Heoseo başta Zeha'nın burada olduğunu fark etmemişti.

İşte canavarın varlığı bu kadar korkunç ve katlanılmazdı.

Şimdi etrafına bakmaya zaman bulunca kahverengi kaplanın yanında yatan birkaç kişi daha olduğunu fark etti.

Onlar Haru, Jooan ve iki insandan kalan kemik parçalarıydı.

Heoseo neler olduğunu idrak edemiyordu.

 

"O Zeha değil mi?"

 

Yere serilmiş Zeha'yı hafifçe tekmelerken sordu Ogyeop.

 

"Bırak onu," diye uyardı Heoseo.

"Şu kılıca da bakın." Jichu kaşlarını çattı. "O kırmanın kullandığı ile aynı."

 

Kılıca bakıp suratını asmaktan kendini alamadı.

 

"Evet, ve o kırma gibi hareket ediyordu..."

 

Tam Jichu Zeha'nın yakasına yapışacakken Heoseo müdahale etti.

 

"Bırak onu!" diyerek uyardı Heoseo.

 

Orada sadece Zeha yoktu. Jooan'ın da orada olduğunu fark etmişti Heoseo.

 

"Zeha, Narae'nin erkek arkadaşının arkadaşı." diye belirtti Heoseo. 

"Ah, ve şu da Narae'nin erkek arkadaşı."

"Gerçekten mi, o mu?"

 

Jichu, Jooan'ı incelerken düşüncelere daldı.

 

"Gerçekten o." Jichu birkaç saniyenin ardından onayladı.

"Tam olarak bir kaplan gibi. Narae gibi kokusu da... Ona ne oldu?"

"Bu adamın ne olduğunu düşünüyorsunuz?
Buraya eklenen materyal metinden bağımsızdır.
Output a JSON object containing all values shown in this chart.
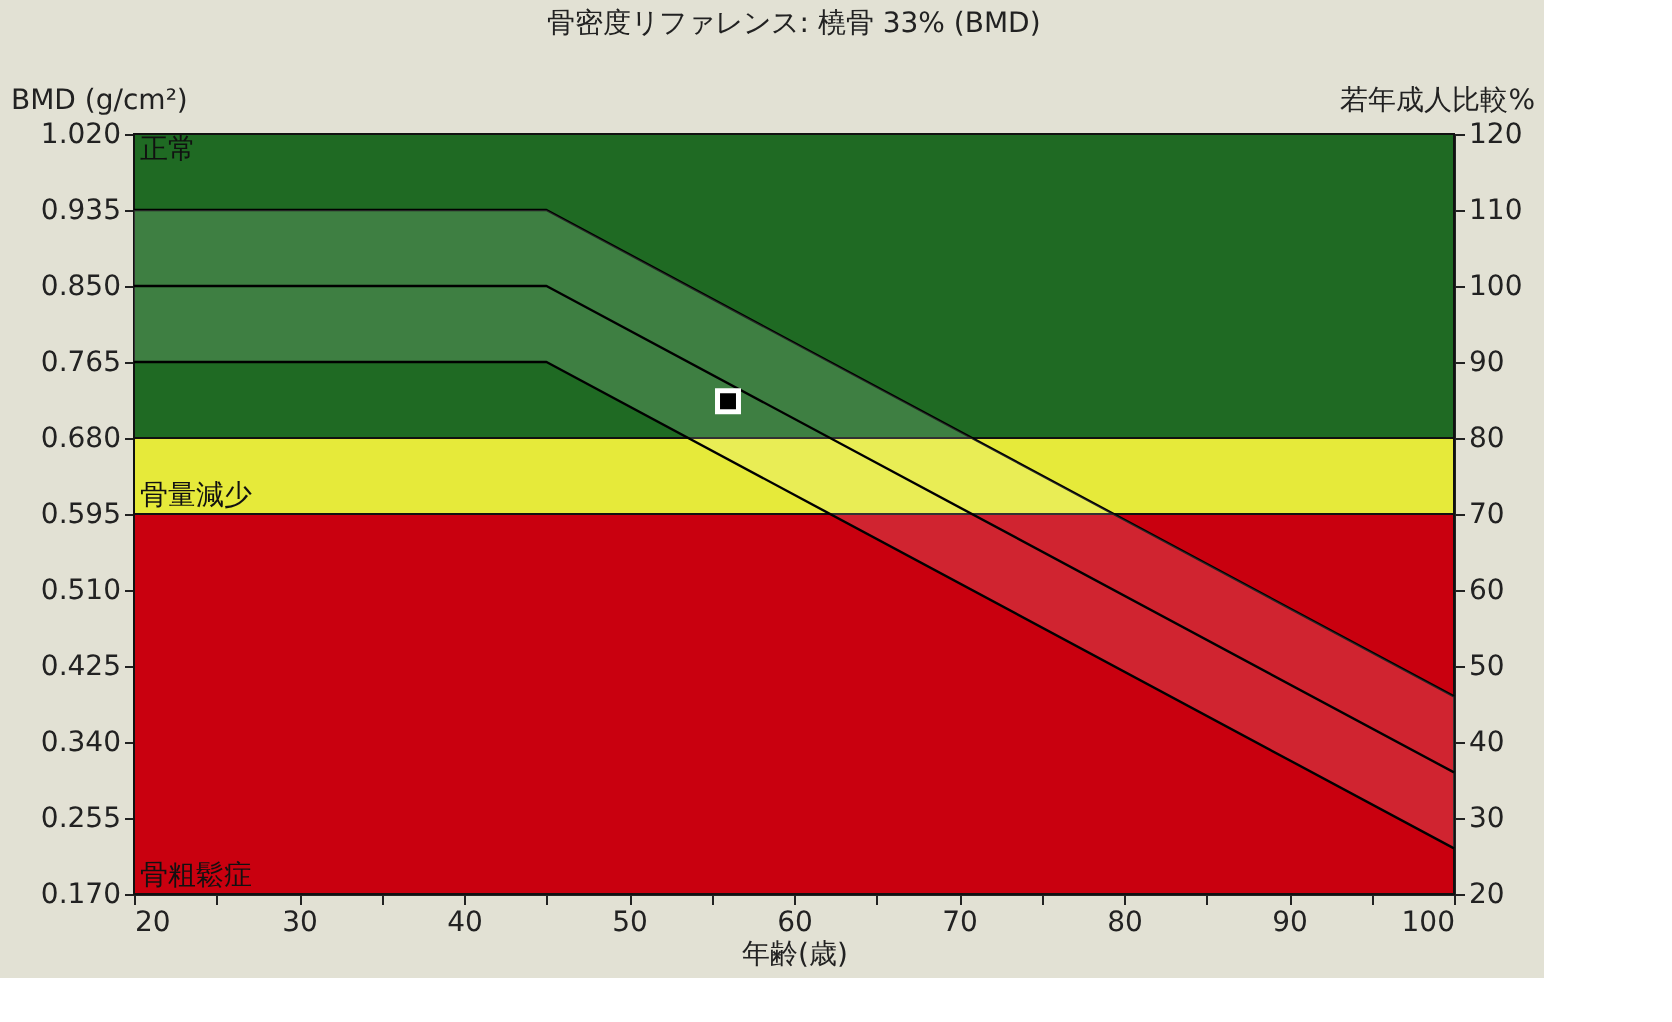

O ne bir insan ne de kaplan."

 

Ogyeop, Haru'nun yanına çömelip onu belli belirsiz dürterken sırıttı.

 

Canavarın yanında duran Hara elini kaldırdı.

 

"Bu devasa canavarı merak eden sadece ben miyim acaba?"

 

Hara'nın sözleri ile herkes canavara baktı.
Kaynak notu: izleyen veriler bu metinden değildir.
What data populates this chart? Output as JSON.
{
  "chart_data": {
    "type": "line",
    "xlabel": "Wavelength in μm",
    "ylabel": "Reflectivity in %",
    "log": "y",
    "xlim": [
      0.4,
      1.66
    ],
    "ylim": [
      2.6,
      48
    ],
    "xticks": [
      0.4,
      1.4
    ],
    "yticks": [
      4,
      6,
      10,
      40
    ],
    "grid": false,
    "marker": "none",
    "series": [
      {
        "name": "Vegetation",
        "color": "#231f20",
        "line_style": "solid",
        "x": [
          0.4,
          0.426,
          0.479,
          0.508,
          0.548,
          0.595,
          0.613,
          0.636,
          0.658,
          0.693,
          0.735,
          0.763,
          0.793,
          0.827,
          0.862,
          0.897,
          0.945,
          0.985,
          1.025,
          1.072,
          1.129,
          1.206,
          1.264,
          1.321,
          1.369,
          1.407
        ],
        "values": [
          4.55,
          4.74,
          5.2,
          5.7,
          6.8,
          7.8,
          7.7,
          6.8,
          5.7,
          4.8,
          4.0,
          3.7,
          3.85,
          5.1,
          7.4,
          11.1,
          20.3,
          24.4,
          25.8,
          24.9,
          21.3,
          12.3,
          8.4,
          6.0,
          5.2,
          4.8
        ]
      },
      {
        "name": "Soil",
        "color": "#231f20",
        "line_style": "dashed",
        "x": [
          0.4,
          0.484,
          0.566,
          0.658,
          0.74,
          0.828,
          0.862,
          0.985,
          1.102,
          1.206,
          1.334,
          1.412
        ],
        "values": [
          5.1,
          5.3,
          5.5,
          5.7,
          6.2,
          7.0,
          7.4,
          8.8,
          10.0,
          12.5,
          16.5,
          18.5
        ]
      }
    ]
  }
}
Acımasız bir ifade takındılar.

Canavarın vücudundan püskürttüğü zehrin neredeyse tümü zemin tarafından emilmişti.

Heoseo canavara doğru yavaşça ilerledi ve kafatasının bir parçasını eline aldı.

 

"Belki efendimiz ne olduğunu biliyordur." dedi dalgınca.
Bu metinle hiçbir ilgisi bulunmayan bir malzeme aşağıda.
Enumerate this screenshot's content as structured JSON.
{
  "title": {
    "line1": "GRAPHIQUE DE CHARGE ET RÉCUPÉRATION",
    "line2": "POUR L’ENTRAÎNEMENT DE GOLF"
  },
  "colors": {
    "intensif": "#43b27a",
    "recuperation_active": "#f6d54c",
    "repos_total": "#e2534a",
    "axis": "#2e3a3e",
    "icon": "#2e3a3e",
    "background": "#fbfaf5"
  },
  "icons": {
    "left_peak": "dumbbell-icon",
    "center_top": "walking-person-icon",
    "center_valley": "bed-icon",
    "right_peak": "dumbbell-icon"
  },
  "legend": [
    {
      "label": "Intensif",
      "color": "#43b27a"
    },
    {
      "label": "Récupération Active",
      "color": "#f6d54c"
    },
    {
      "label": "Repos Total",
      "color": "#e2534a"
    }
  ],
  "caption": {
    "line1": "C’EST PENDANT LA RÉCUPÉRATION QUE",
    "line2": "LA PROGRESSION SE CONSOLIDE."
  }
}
"Hepsini götürememiz mümkün olmadığından sadece bunu götürelim."

 

Heoseo aldığı kafatası parçasını Jichu'ya fırlattı.

Jichu iç çekti.

 

"Efendi nerede?"

"Şey... Son zamanlarda görmedim." diye geçiştirdi Heoseo.

"Sence insanlar onu yakalamış olabilir mi?" Soran Jichu'ydu.

"Olamaz." diye çıkıştı Heoseo. "Bazen yalnız kalmayı sever. Eminim yakında bir yerlerden çıkacaktır. Şimdi git!" 

"Sen peki? Sen nereye gidiyorsun?" diye sordu Jichu.

 

Heoseo dönüp Zeha, Jooan ve Haru'ya baktı.

Jichu kaşlarını çattı.

 

"Bekle. Bu serserilere yardım etmeyeceksin, değil mi? Onlar kaplan avcıları, tanrı aşkına!"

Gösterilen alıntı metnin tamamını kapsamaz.